Kollegin guckt nach und antwortet: "99 Cent."
Ich hatte das mitbekommen und fragte spontan: "Ist da kein Preisschild mehr dran?"
"Doch."
"Und was steht da drauf?"
"99 Cent."
Ein etwas verpeilter Mann kommt immer mal wieder in den Laden und wird entweder von irgendwelchen wirr verketteten Synapsen in seinem Kopf oder echtem Enthusiasmus dazu getrieben, Artikel innerhalb der Regale hin und her zu sortieren und sie dabei vor allem am falschen Platz abzustellen.
Darauf angesprochen antwortete er, dass er "Arbeit für andere" machen würde.
Wenn man über die Aussage länger nachdenkt, ergeben sich zwei mögliche Interpretationen. Meint er, dass er die Arbeit erledigt, die sonst andere Leute machen würden – oder macht er diesen Leuten (zusätzliche) Arbeit.
Wie auch immer: Er hat jetzt ein Umsortierverbot.
Ein älterer Herr kam mit einem Gehstock in den Laden, ging zum Leergutautomaten, gab sein Leergut ab – und ließ den Stock neben dem Automaten an die Wand gelehnt stehen.
Als uns das auffiel und bis wir auf der Videoanlage nach dem Eigentümer des Stocks nachgesehen hatten, war der Mann bereits an der Kasse und kurz davor, seinen kleinen Einkauf zu bezahlen.

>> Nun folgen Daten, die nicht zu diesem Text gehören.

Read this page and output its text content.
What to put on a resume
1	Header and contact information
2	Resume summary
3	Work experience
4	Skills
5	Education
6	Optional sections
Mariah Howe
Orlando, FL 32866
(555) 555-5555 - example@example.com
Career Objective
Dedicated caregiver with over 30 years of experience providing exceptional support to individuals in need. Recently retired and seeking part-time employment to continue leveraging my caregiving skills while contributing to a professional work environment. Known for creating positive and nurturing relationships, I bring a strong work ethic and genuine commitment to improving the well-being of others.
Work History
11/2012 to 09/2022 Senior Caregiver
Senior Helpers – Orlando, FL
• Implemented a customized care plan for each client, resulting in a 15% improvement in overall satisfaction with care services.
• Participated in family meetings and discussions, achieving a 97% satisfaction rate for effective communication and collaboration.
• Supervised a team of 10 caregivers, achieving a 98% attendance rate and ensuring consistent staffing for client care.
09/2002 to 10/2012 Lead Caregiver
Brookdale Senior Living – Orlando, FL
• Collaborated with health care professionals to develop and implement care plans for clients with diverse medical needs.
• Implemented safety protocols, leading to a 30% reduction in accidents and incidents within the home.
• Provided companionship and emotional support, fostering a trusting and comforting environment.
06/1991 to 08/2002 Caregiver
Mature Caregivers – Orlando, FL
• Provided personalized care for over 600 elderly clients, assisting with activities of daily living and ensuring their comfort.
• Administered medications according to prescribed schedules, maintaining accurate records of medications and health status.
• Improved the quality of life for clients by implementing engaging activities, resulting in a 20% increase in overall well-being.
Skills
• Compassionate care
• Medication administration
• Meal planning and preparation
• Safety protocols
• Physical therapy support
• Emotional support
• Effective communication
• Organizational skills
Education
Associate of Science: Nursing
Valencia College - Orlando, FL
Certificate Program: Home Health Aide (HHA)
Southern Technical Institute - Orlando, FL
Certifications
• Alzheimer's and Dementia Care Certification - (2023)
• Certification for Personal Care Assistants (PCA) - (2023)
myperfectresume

Hat die Gehhilfe wohl nicht weiter vermisst.
Eine Kundin kam an die Lagertür und statt zu klingeln rief sie zaghaft "Hallo" in die Stille. Ich war gerade hinten bei mir im Büro, hatte das Rufen jedoch mitbekommen, stand auf und ging nach vorne.
Auf halbem Weg, die Frau stand noch keine 15 Sekunden dort, kam von ihr ein völlig entnervtes "Oooooooooouuuuuhhhhhh, dauert das!!!"
Montgomery Scott, ich brauche Ihre Hilfe!
Ein Kunde wollte mehrere Packungen eines Toastbrotes vorbestellen.
Dem Kollegen, der von ihm wissen wollte,
welches Brot genau wir zusätzlich bestellen sollten, beschrieb er es folgendermaßen: "
Das braune."
Mir hätte das ja vermutlich nicht zur zuverlässigen Beschreibung der Backware gereicht, aber die beiden sind sich wohl irgendwie einig geworden.
Eine Mutter war mit ihrer vielleicht fünfjährigen Tochter hier im Markt und das Mädchen durfte sich ausdrücklich "
eine Kleinigkeit" aussuchen.
Etwas mühsam schleppte sie nach einer Weile eine 1200g-Dose "Maoam Kracher", die wir gerade auf einem Aufsteller im Laden stehen haben, zu ihrer Mutter. Diese erwiderte: "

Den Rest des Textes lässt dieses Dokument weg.